Does routing through a marketplace or reseller change anything?

No, and this is a common hope that does not hold up. Selling through Amazon EU, a regional distributor, or a value-added reseller does not remove the manufacturer from scope. It layers distributor obligations, checking the product is CE marked and accompanied by the required information, on top of the manufacturer's own duties. If anything, a marketplace or distributor relationship is more likely to surface a compliance gap, since these intermediaries increasingly ask for CRA documentation as a condition of listing.

What if EU sales are small or incidental?

The regulation's threshold is commercial market placement, not sales volume. A handful of individual customers importing a product for personal use is treated differently from a manufacturer actively marketing, distributing, or fulfilling orders into the EU. If EU sales are a genuine, ongoing channel, even a modest one, plan as though you are fully in scope rather than waiting to see how large it gets. Retrofitting compliance after a product line is already established in the market is far more expensive than building it in from the start, see our readiness checklist for what that looks like in practice.

Does this work the same way as GDPR's territorial scope?

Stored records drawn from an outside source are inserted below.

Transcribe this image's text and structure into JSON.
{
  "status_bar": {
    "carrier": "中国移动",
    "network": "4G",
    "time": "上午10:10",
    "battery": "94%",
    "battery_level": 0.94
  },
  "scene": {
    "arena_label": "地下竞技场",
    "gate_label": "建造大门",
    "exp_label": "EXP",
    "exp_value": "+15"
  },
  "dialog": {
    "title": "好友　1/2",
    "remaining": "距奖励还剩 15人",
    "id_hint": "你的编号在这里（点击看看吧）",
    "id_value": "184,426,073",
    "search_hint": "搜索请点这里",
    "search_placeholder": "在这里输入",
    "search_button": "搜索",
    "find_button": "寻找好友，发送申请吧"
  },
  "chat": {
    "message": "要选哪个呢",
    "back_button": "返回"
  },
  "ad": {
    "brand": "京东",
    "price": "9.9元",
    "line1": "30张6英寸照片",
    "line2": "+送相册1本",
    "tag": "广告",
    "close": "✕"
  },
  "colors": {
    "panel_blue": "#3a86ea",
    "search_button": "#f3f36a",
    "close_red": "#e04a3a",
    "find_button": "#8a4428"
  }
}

Structurally, yes. Both regulations reach outside the EU's borders based on market impact rather than manufacturer location, which is a deliberate regulatory pattern the EU has used before. If your team has already dealt with GDPR's extraterritorial reach for a connected product, the CRA's scope logic will feel familiar even though the substance is different, see our comparison of GDPR and the CRA for exactly where the two diverge.

Where Scadable fits

Scadable does not care where your engineering team sits. It maps every device and component you have shipped into the EU, wherever your company is based, flags what is actively exploited, and handles the reporting clock the moment it starts. If you sell into the EU and want to know exactly where your gaps are, book a walkthrough.

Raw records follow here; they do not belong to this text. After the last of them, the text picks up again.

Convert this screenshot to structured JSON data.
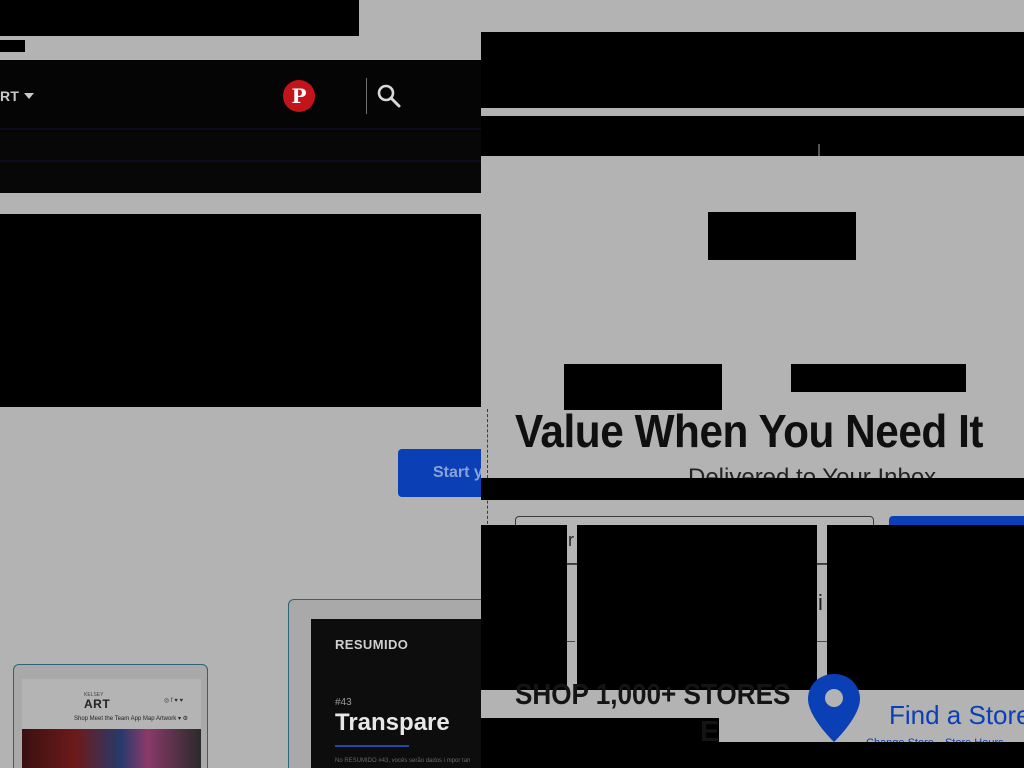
{
  "nav": {
    "art_label": "RT",
    "pinterest_letter": "P"
  },
  "hero": {
    "start_label": "Start y"
  },
  "cards": {
    "kelsey": {
      "logo": "ART",
      "small": "KELSEY",
      "social": "◎ f ♥ ♥",
      "menu": "Shop  Meet the Team  App  Map  Artwork ▾  ⚙"
    },
    "resumido": {
      "title": "RESUMIDO",
      "subtitle": "",
      "number": "#43",
      "headline": "Transpare",
      "body": "No RESUMIDO #43, vocês serão dados i mpor tan"
    }
  },
  "popup": {
    "headline": "Value When You Need It",
    "subheadline": "Delivered to Your Inbox",
    "email_placeholder": "r",
    "frag_text_1": "i",
    "shop_heading": "SHOP 1,000+ STORES",
    "shop_heading_2": "E",
    "find_store": "Find a Store",
    "store_links": [
      "Change Store",
      "Store Hours"
    ]
  },
  "colors": {
    "accent": "#0b3fb5",
    "pinterest": "#c3141c",
    "overlay": "#b3b3b3"
  }
}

Last reviewed: July 1, 2026.

Frequently asked questions

Does the CRA apply to companies outside the EU? Yes. The Cyber Resilience Act applies based on the market a product is placed on, not the manufacturer's location. A company based in the US, Canada, or anywhere else is in scope if it sells a product with digital elements into the EU.

Who exactly is obligated under the CRA if the manufacturer is outside the EU? The manufacturer carries the primary obligations regardless of location. If the manufacturer is outside the EU, the CRA also places specific duties on importers and distributors who bring the product to the EU market, and often requires an authorised representative established in the EU.

What is an authorised representative under the CRA? An EU-established person or company that a non-EU manufacturer can mandate to carry out specific tasks on its behalf, such as holding technical documentation and cooperating with market surveillance authorities. It does not replace the manufacturer's obligations, it is an EU point of contact for them.

Does selling through a marketplace or reseller change who is in scope? No. Selling through a marketplace, distributor, or reseller does not remove the manufacturer from CRA scope. It adds distributor obligations on top, such as verifying the product carries the required documentation and CE marking before making it available.

What if my product is only sold in the US but a few EU customers buy it anyway? Scope turns on whether you place the product on the EU market, generally meaning you make it available for distribution or use in the EU in the course of a commercial activity. Incidental personal imports by individual customers are treated differently from a manufacturer actively selling into the EU; if you are not marketing, distributing, or fulfilling orders into the EU, exposure is much lower, but if EU sales are a real channel, plan as if you are in scope.